Vom Umgang der Märchen mit dem Bösen

Dass das Böse, das in den Märchen schonungslos wird, richtig Angst machen kann, wurde mir wieder bewusst, als wir im Freundeskreis ungeplant auf das Thema Märchen zu sprechen kamen: „Mir wird heute noch unheimlich, wenn ich an den Wolf denke, der die Großmutter verschlungen hat und jetzt auch noch auf Rotkäppchen lauert.“ So in der Erinnerung einer Frau, wenn sie an die Märchen ihrer Kindheit denkt. Oder eine andere: „Mir graut vor allem vor der Stiefmutter Schneewittchens, die es aus Neid wirklich umbringen will und es überall hin verfolgt – und noch dazu mit dieser gemeinen Verstellung und List, als meine sie es gut mit ihm.“ Und schließlich meldet sich eine männliche Stimme in der Runde: „Am unverzeihlichsten finde ich den Blaubart, der die Frauen an sich bindet, um sie töten und seiner Sammlung einverleiben zu können.“

Die Märchen und das Böse, das Kindern von klein auf Angst macht?

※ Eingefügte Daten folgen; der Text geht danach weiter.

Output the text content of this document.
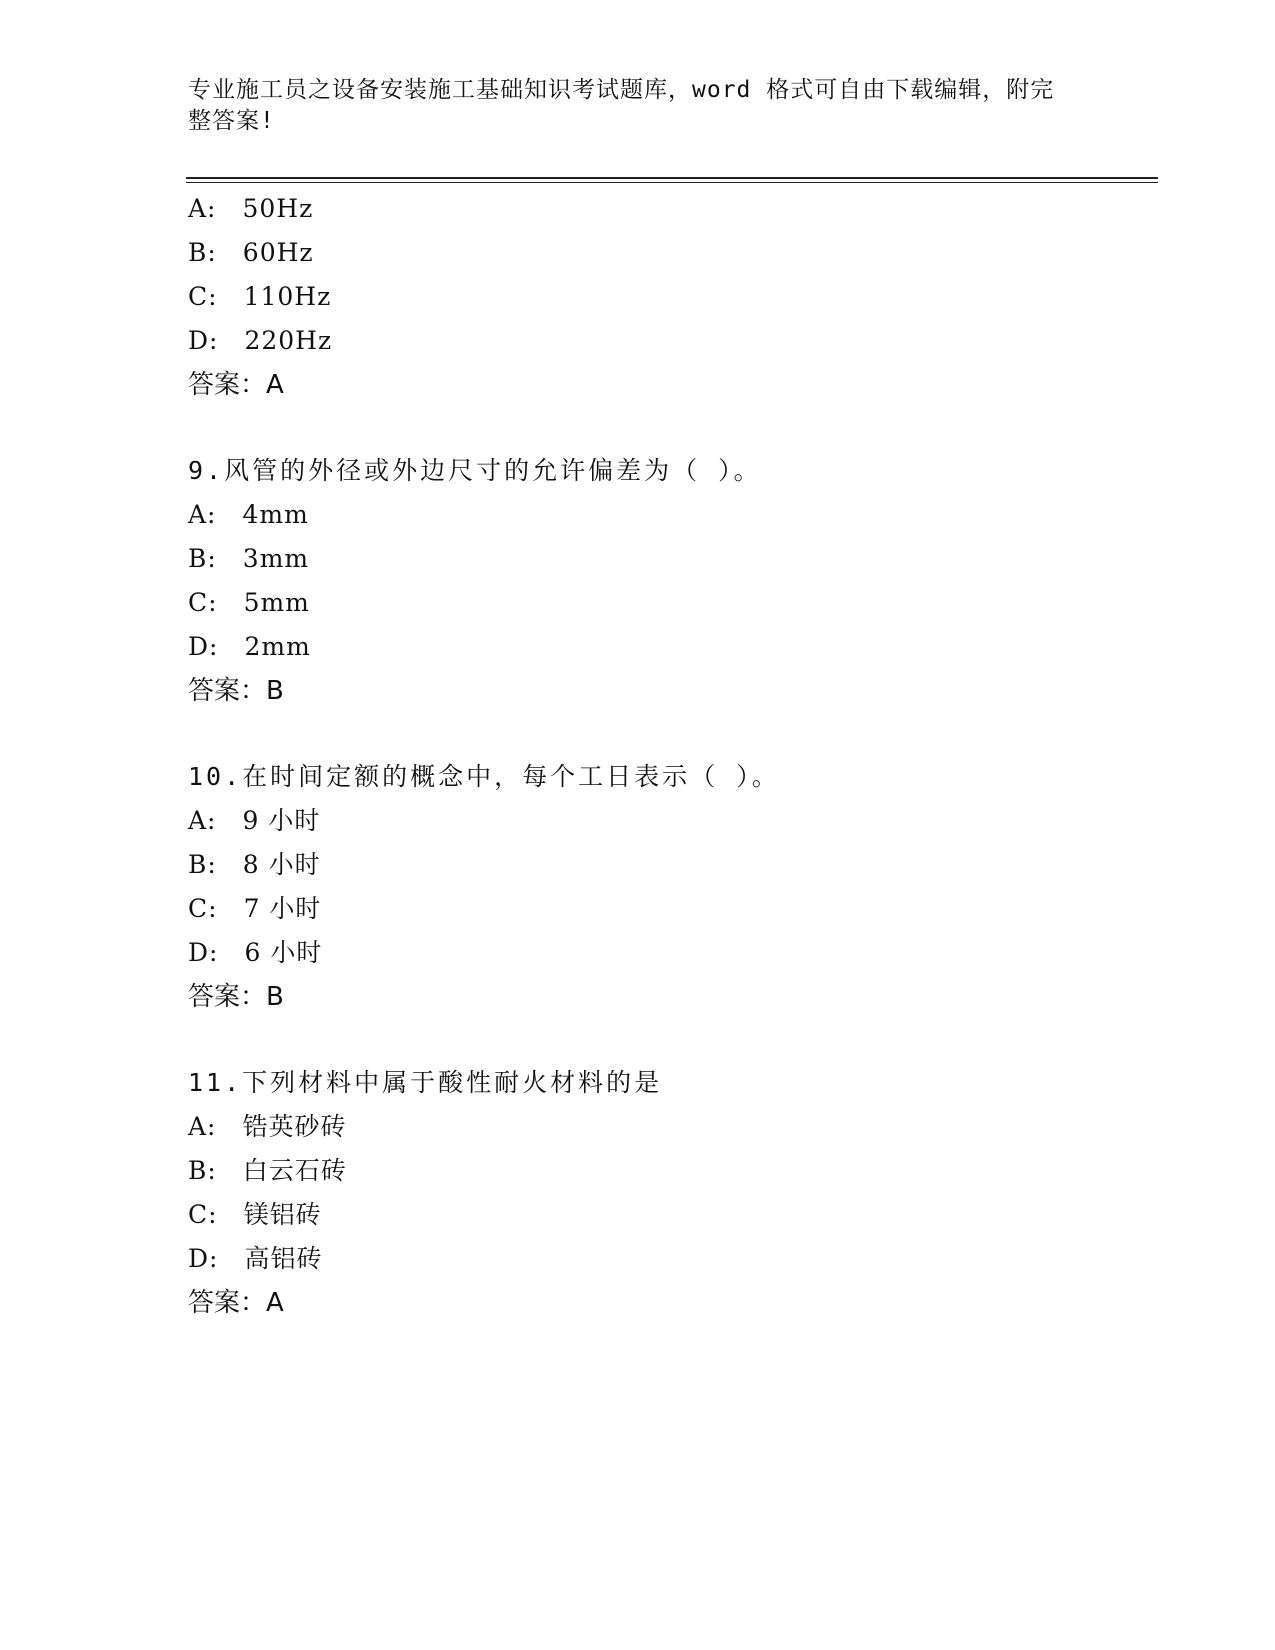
专业施工员之设备安装施工基础知识考试题库，word 格式可自由下载编辑，附完
整答案!
A: 50Hz
B: 60Hz
C: 110Hz
D: 220Hz
答案：A
9.风管的外径或外边尺寸的允许偏差为（ ）。
A: 4mm
B: 3mm
C: 5mm
D: 2mm
答案：B
10.在时间定额的概念中，每个工日表示（ ）。
A: 9 小时
B: 8 小时
C: 7 小时
D: 6 小时
答案：B
11.下列材料中属于酸性耐火材料的是
A: 锆英砂砖
B: 白云石砖
C: 镁铝砖
D: 高铝砖
答案：A
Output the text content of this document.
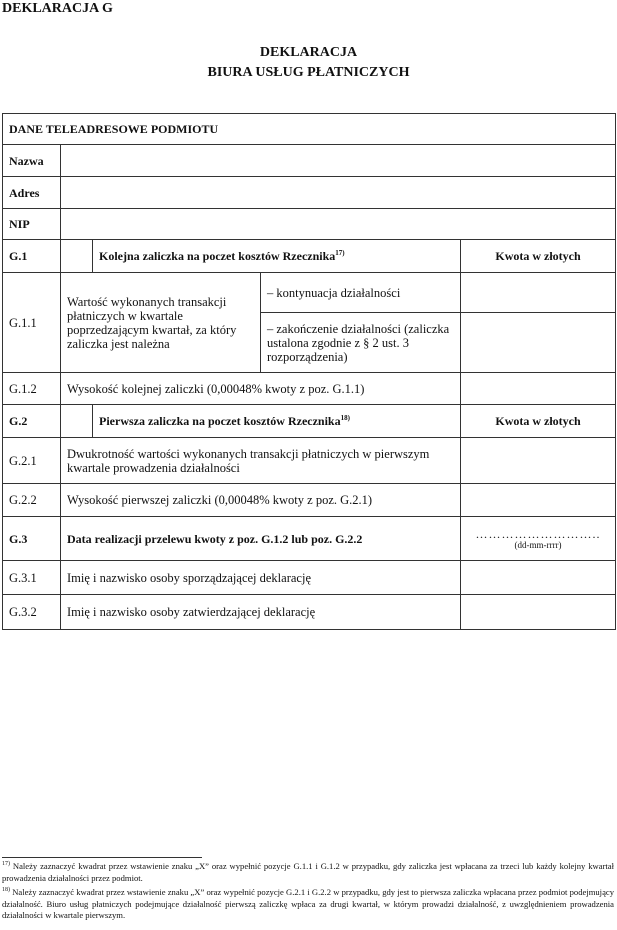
DEKLARACJA G
DEKLARACJA
BIURA USŁUG PŁATNICZYCH
DANE TELEADRESOWE PODMIOTU				
Nazwa				
Adres				
NIP				
G.1		Kolejna zaliczka na poczet kosztów Rzecznika$^{17)}$		Kwota w złotych
G.1.1	Wartość wykonanych transakcji płatniczych w kwartale poprzedzającym kwartał, za który zaliczka jest należna		– kontynuacja działalności	
			– zakończenie działalności (zaliczka ustalona zgodnie z § 2 ust. 3 rozporządzenia)	
G.1.2	Wysokość kolejnej zaliczki (0,00048% kwoty z poz. G.1.1)			
G.2		Pierwsza zaliczka na poczet kosztów Rzecznika$^{18)}$		Kwota w złotych
G.2.1	Dwukrotność wartości wykonanych transakcji płatniczych w pierwszym kwartale prowadzenia działalności			
G.2.2	Wysokość pierwszej zaliczki (0,00048% kwoty z poz. G.2.1)			
G.3	Data realizacji przelewu kwoty z poz. G.1.2 lub poz. G.2.2			………………………..
(dd-mm-rrrr)

G.3.1	Imię i nazwisko osoby sporządzającej deklarację			
G.3.2	Imię i nazwisko osoby zatwierdzającej deklarację			

$^{17)}$ Należy zaznaczyć kwadrat przez wstawienie znaku „X” oraz wypełnić pozycje G.1.1 i G.1.2 w przypadku, gdy zaliczka jest wpłacana za trzeci lub każdy kolejny kwartał prowadzenia działalności przez podmiot.

$^{18)}$ Należy zaznaczyć kwadrat przez wstawienie znaku „X” oraz wypełnić pozycje G.2.1 i G.2.2 w przypadku, gdy jest to pierwsza zaliczka wpłacana przez podmiot podejmujący działalność. Biuro usług płatniczych podejmujące działalność pierwszą zaliczkę wpłaca za drugi kwartał, w którym prowadzi działalność, z uwzględnieniem prowadzenia działalności w kwartale pierwszym.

Ganz einfach ist das Thema nicht. Geht es denn nun letztlich gut oder böse aus in den meisten Märchen? Hat es wirklich Sinn, Kindern mit den Märchen Angst zu machen – vielleicht, damit sie nie mehr vom rechten Weg abkommen, worauf sich Rotkäppchen am Ende des Märchens ja verpflichten muss, nachdem es immerhin schon im Bauch des Wolfes war?

Gewiss, die Protagonistinnen und Protagonisten eines Märchens werden am Ende fast immer gerettet und sei‘s wie durch einen Tod hindurch, wie eben bei „Rotkäppchen“ oder auch bei „Schneewittchen.“ Oder sie werden gerettet durch ihren Löwenmut, der sich mit dem Bösen konfrontiert, aber auch durch List und gelingende Flucht, wenn das Böse übermächtig erscheint und noch nicht besiegt werden kann. Dann werden Heldin und Held zwar gerettet, aber das Böse, das in wechselnden Formen von Eifersucht bis Machtgier und Vernichtungswunsch erscheint, bleibt in diesen Märchen unverwandelt. Allenfalls wird es letztlich verbrannt wie die Hexe bei „Hänsel und Gretel“, oder es muss sich in glühenden Schuhen zu Tode tanzen wie in „Schneewittchen“ oder wird von den wütenden Brüdern der zu Tode erschreckten Ehefrau des Blaubart schließlich erschlagen. Das Böse bleibt in diesen Märchen unverwandelt bis zuletzt, kann allenfalls eliminiert werden, während Held und Heldin sich retten, durch Überlistung des Bösen, durch Flucht oder auch durch den Beistand stärkerer Kräfte, als sie selbst sie hätten.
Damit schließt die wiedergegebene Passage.